The maximum power demand in Delhi touched 6,750 megawatts in June compared with 5,574 MW a year ago and 5,905 MW in 2016.

“During lean months, stocks are built up in power plants,” Bhalla said. “Generation demand for coal was so high this time that large stocks could not be built up. We are still pushing coal to these power plants.”

Jain, in his letter, said all the three plants were facing coal shortage for the last many days “due to non-availability of transportation rakes with Indian railways”.

Why The Coal Crunch

Bhalla said the situation at the plants has been reviewed and the coal secretary will again take stock on Monday with the heads of coal companies. The Delhi power minister’s concerns have been sent to the ministry of coal and railways, he said.

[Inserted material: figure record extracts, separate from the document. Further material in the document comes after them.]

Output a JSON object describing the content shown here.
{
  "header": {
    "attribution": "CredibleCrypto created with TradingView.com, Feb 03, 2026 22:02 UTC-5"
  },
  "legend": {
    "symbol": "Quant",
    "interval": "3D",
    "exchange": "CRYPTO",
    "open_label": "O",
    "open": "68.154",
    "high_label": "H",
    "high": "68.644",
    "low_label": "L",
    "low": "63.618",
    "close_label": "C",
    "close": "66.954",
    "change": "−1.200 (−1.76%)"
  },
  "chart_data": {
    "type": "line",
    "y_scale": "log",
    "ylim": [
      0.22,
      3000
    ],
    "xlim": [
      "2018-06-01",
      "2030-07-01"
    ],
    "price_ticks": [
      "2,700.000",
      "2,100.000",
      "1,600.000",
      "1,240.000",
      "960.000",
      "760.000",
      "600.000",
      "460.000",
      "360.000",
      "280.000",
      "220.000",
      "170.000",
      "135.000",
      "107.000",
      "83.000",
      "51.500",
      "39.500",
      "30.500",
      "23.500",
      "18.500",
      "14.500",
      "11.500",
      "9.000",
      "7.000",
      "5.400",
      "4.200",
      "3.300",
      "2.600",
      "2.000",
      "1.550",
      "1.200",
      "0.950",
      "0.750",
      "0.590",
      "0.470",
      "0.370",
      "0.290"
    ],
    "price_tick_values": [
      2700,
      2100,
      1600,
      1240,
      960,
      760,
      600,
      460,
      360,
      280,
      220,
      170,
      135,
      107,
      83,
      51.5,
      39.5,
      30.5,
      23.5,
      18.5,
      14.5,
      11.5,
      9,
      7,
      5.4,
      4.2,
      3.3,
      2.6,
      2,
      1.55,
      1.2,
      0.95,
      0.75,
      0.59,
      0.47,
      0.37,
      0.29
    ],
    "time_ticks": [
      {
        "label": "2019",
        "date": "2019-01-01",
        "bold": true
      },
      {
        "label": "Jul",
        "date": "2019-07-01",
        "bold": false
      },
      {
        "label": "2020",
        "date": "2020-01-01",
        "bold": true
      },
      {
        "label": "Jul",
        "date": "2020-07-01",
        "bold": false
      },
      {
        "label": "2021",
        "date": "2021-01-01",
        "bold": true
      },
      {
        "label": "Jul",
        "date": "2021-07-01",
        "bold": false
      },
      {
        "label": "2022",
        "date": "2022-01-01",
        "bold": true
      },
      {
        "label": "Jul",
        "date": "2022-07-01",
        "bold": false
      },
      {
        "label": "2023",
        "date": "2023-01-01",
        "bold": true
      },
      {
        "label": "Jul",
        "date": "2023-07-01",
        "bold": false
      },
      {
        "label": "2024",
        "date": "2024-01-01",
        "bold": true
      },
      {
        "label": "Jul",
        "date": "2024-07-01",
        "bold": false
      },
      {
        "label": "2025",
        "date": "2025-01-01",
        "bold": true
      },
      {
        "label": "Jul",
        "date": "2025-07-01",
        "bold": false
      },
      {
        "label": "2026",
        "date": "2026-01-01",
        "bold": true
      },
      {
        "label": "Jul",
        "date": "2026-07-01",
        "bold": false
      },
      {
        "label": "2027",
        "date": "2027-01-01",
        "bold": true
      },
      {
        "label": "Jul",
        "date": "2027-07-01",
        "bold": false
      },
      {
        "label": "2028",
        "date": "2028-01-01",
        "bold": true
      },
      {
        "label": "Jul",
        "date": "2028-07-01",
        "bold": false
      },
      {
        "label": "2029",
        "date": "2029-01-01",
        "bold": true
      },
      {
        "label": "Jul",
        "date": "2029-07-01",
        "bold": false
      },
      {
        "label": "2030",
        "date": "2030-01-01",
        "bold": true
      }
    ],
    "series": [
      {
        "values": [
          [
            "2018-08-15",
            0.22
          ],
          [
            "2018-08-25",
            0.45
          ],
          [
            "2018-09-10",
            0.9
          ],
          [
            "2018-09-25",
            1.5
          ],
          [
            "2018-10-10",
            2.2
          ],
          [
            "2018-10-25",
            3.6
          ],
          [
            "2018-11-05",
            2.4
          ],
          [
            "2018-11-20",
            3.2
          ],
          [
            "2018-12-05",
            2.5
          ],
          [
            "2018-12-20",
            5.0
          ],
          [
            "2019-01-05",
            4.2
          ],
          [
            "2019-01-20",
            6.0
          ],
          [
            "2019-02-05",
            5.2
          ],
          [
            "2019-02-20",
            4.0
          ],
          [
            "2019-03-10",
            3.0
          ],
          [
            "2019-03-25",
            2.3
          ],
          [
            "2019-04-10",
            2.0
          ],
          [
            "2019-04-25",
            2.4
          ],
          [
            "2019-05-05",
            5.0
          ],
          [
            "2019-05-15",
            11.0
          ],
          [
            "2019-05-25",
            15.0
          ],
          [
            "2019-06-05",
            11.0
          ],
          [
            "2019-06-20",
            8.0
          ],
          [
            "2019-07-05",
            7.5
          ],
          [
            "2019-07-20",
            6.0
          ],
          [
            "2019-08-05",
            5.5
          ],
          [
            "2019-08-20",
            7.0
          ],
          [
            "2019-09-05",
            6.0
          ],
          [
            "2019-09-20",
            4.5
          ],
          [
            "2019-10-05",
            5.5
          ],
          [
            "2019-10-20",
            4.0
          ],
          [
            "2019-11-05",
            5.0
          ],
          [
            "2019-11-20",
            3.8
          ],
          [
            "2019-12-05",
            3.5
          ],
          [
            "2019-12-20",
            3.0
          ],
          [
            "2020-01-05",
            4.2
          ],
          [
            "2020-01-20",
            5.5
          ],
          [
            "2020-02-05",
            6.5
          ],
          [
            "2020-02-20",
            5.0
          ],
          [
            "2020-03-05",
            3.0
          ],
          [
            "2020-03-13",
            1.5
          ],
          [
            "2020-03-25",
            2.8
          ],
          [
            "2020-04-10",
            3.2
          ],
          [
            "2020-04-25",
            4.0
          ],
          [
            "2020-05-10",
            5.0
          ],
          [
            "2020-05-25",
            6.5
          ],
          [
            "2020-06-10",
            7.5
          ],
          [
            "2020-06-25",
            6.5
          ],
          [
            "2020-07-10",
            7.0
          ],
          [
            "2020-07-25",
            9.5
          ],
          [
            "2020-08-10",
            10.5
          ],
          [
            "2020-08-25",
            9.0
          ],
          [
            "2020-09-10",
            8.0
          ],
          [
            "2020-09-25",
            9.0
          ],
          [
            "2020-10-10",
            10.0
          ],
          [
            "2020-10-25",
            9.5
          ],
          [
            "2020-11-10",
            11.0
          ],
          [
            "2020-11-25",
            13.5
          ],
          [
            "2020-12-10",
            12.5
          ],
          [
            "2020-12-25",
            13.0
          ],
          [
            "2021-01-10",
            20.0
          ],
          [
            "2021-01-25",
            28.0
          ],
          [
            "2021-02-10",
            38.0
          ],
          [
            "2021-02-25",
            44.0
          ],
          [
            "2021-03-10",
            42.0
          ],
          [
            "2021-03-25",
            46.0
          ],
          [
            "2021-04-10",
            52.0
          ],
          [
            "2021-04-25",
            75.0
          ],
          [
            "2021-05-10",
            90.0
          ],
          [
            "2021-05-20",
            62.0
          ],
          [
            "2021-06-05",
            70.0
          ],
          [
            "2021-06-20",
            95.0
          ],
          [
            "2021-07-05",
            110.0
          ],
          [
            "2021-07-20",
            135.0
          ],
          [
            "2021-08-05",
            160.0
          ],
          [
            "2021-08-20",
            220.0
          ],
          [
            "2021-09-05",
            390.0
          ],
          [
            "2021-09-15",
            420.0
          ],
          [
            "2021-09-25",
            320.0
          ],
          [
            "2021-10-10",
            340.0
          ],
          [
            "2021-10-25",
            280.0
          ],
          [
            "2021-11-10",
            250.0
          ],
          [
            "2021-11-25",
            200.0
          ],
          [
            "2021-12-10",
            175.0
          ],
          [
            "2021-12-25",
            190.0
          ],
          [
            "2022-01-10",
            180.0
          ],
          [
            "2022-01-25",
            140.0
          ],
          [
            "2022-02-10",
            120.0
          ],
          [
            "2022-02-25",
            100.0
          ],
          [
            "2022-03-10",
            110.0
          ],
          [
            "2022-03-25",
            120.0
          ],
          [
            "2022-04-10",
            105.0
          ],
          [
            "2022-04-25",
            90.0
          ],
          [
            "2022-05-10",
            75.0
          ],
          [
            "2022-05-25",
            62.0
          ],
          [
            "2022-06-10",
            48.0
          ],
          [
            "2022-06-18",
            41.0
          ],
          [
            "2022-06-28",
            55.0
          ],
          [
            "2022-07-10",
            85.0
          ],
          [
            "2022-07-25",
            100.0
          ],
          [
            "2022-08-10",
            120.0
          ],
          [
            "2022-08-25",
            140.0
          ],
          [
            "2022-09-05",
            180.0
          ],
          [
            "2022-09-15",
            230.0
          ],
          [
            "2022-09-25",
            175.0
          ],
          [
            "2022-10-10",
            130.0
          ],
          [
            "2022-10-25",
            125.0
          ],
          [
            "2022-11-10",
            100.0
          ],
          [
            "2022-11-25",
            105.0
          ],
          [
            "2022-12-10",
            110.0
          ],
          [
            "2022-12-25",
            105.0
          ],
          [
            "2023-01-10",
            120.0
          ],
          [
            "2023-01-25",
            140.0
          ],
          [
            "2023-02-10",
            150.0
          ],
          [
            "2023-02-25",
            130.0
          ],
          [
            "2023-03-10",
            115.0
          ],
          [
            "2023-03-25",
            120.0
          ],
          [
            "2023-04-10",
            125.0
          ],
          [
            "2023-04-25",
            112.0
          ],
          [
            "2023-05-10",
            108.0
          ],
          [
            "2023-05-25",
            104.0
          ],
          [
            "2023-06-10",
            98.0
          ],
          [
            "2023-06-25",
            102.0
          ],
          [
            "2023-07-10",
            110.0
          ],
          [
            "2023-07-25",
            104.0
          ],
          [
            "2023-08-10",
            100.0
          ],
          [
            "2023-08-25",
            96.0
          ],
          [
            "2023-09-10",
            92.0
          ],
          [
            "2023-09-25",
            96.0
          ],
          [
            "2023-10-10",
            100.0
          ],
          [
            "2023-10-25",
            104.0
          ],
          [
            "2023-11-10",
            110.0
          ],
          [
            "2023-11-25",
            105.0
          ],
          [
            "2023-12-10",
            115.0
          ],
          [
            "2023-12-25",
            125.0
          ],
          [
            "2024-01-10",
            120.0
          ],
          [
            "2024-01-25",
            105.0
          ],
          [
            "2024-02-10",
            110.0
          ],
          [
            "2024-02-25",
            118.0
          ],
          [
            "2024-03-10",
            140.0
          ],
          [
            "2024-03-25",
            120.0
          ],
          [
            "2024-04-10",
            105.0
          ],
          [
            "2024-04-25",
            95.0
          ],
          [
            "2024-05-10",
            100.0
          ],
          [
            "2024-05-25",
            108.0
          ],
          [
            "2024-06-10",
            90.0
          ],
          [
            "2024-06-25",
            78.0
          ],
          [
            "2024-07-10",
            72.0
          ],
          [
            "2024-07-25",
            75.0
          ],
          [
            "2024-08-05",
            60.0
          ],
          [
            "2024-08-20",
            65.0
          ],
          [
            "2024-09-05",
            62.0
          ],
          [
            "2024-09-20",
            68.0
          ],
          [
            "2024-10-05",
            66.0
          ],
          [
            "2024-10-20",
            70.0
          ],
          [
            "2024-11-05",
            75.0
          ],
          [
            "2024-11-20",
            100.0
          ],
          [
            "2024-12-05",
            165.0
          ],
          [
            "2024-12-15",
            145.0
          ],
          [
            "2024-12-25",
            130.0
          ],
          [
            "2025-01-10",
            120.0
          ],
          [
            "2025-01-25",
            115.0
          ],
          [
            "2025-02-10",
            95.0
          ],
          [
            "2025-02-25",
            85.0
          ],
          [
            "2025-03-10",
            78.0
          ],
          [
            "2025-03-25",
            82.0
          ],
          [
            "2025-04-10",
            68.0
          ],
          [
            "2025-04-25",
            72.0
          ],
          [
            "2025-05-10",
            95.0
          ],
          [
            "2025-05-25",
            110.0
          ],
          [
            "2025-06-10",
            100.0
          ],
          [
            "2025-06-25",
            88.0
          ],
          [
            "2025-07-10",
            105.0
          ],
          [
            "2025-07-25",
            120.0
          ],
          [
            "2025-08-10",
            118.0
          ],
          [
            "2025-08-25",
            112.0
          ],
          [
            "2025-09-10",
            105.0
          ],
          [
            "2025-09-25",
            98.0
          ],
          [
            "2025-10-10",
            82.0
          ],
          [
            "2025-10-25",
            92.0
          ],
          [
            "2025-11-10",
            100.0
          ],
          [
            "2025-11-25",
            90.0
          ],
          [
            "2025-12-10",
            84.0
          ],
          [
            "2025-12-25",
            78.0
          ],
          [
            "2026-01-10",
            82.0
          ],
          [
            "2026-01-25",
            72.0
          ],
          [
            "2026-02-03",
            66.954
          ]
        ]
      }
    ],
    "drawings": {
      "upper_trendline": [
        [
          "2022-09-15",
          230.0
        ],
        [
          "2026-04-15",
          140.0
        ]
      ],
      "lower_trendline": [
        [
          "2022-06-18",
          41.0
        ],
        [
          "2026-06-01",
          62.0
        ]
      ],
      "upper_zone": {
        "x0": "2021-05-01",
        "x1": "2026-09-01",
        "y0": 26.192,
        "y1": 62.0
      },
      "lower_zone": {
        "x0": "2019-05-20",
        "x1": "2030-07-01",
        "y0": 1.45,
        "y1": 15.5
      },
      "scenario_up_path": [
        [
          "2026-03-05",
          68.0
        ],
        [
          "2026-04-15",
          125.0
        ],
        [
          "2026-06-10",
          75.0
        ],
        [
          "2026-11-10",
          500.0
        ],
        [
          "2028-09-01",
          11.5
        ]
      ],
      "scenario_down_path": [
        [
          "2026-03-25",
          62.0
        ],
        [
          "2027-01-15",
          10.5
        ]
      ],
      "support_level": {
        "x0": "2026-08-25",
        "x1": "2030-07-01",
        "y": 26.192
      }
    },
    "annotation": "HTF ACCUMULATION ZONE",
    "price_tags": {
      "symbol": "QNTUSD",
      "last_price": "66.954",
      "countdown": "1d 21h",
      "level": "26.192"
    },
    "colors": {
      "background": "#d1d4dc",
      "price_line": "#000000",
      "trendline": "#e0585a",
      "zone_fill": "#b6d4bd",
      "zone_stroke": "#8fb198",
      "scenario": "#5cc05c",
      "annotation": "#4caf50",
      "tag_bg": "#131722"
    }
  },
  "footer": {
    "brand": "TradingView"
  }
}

BloombergQuint’s e-mailed queries to the two ministries weren’t immediately answered.

Railways ministry met Coal India Ltd., the largest miner of the fuel, and companies yesterday, a senior railway official told BloombergQuint requesting anonymity. Because of the onset of monsoon, coal companies are not able to transport fuel to the sidings from where it gets loaded onto railway wagons, the official said, adding that loading for the three plants has increased.

But whatever is being supplied to Dadri and Badarpur plants is being used up, the official said. The railways is trying to supply one to two rakes extra for each power house so that stocks are built up in a week, he said.

Overall availability of coal has also become tight, the official said, adding that loading has fallen from 300 rakes a day to 270 rakes due to monsoon. There is also higher demand of coal from other states like Haryana, Punjab and Uttar Pradesh due to the paddy season, he said.